Beamtenpensionen kommen die Stadt Menden teurer

Die Stadt muss mehr Geld zurücklegen.
Die Stadt muss mehr Geld zurücklegen.
Foto: NRZ

Menden..  Ein Haushaltsdefizit hat keine Stadt gerne – aber Menden hat im vergangenen Jahr zumindest eine Punktlandung hingelegt und das erwartete Defizit nicht noch überzogen. Laut Jahresabschluss 2014 verbrauchte die Stadt 3,642 Millionen Euro mehr als sie einnahm. Das erwartete Defitiz lag bei 3,671 Millionen Euro und damit 28 541 Euro höher.

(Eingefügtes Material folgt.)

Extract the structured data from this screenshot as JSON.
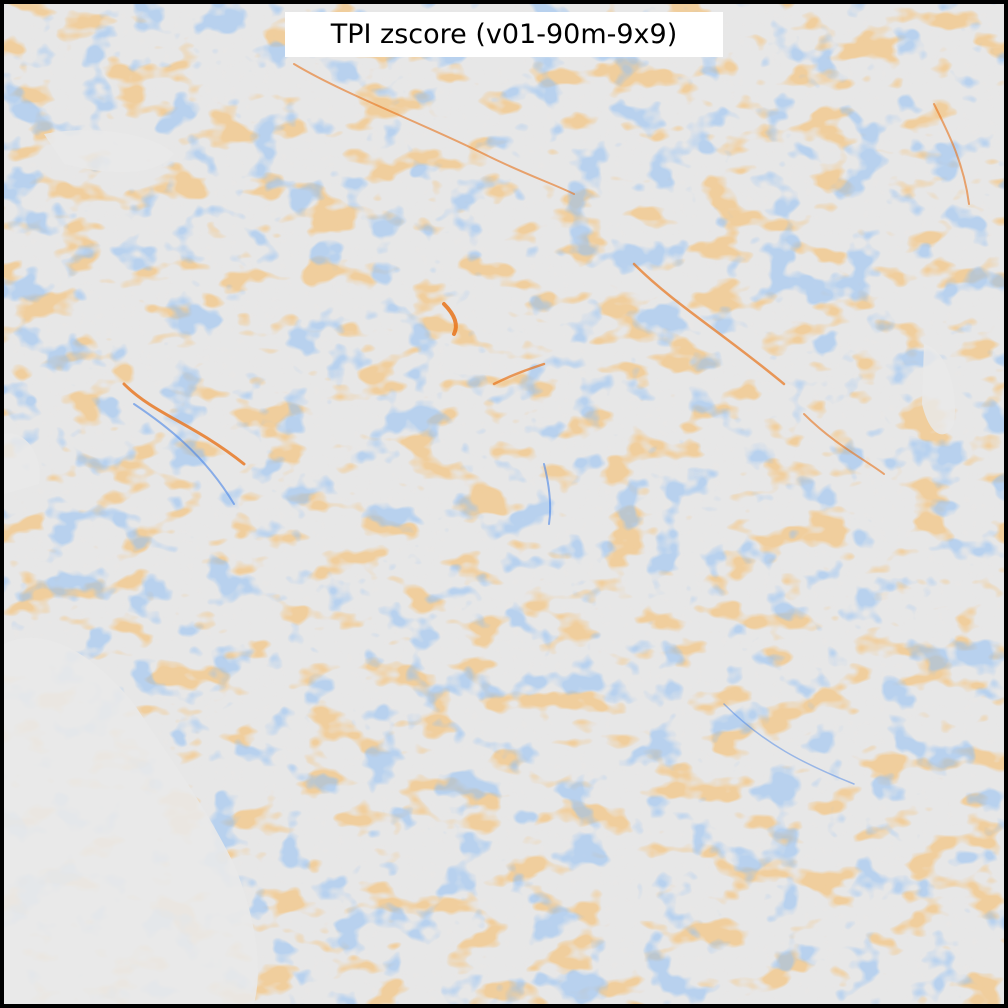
{
  "map": {
    "title": "TPI zscore (v01-90m-9x9)",
    "colors": {
      "background": "#e7e7e7",
      "positive": "#f07d1e",
      "negative": "#4a86e8",
      "border": "#000000"
    }
  }
}
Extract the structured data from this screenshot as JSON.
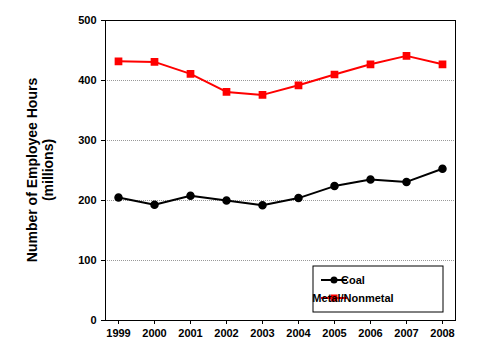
{
  "chart_data": {
    "type": "line",
    "y_label": "Number of Employee Hours\n(millions)",
    "categories": [
      "1999",
      "2000",
      "2001",
      "2002",
      "2003",
      "2004",
      "2005",
      "2006",
      "2007",
      "2008"
    ],
    "series": [
      {
        "name": "Coal",
        "color": "#000000",
        "marker": "circle",
        "values": [
          205,
          193,
          208,
          200,
          192,
          204,
          224,
          235,
          231,
          253
        ]
      },
      {
        "name": "Metal/Nonmetal",
        "color": "#ff0000",
        "marker": "square",
        "values": [
          432,
          431,
          411,
          381,
          376,
          392,
          410,
          427,
          441,
          427
        ]
      }
    ],
    "ylim": [
      0,
      500
    ],
    "yticks": [
      0,
      100,
      200,
      300,
      400,
      500
    ],
    "grid": true,
    "legend": "lower right"
  }
}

Für Stadtkämmerer Uwe Siemonsmeier befindet sich die Stadt damit bei der Haushaltssanierung im Plan. Menden nimmt bekanntlich am Stärkungspakt für NRW-Kommunen teil. Die Stadt bekommt vom Land millionenschwere Zuschüsse. Im Gegenzug muss sie aber ihren Haushalt so in Ordnung bringen, dass es es im Jahr 2022 kein Haushaltsdefizit mehr gibt. Nach Angaben von Siemonsmeier hätte Menden im vergangenen Jahr sogar besser abschneiden können. Denn im Personalbereich sanken die Kosten stärker als geplant. 24,834 Millionen Euro wollte Siemonsmeier eigentlich für das städtische Personal ausgeben. 23,465 Millionen Euro sind es geworden.

Versorgungsaufwendungen steigen

Dass diese Kostensenkung nicht im Jahresergebnis ankam, hat mit den Pensionsrückstellungen zu tun. Für die Altersversorgung der Beamten musste Siemonsmeier nämlich fast 3 Millionen Euro mehr verbuchen als geplant. „Das hat uns das Ergebnis verhagelt“, sagt der Kämmerer. In Zahlen ausgedrückt: Insgesamt muss die Stadt 7,131 Millionen Euro Versorgungsaufwendungen verbuchen.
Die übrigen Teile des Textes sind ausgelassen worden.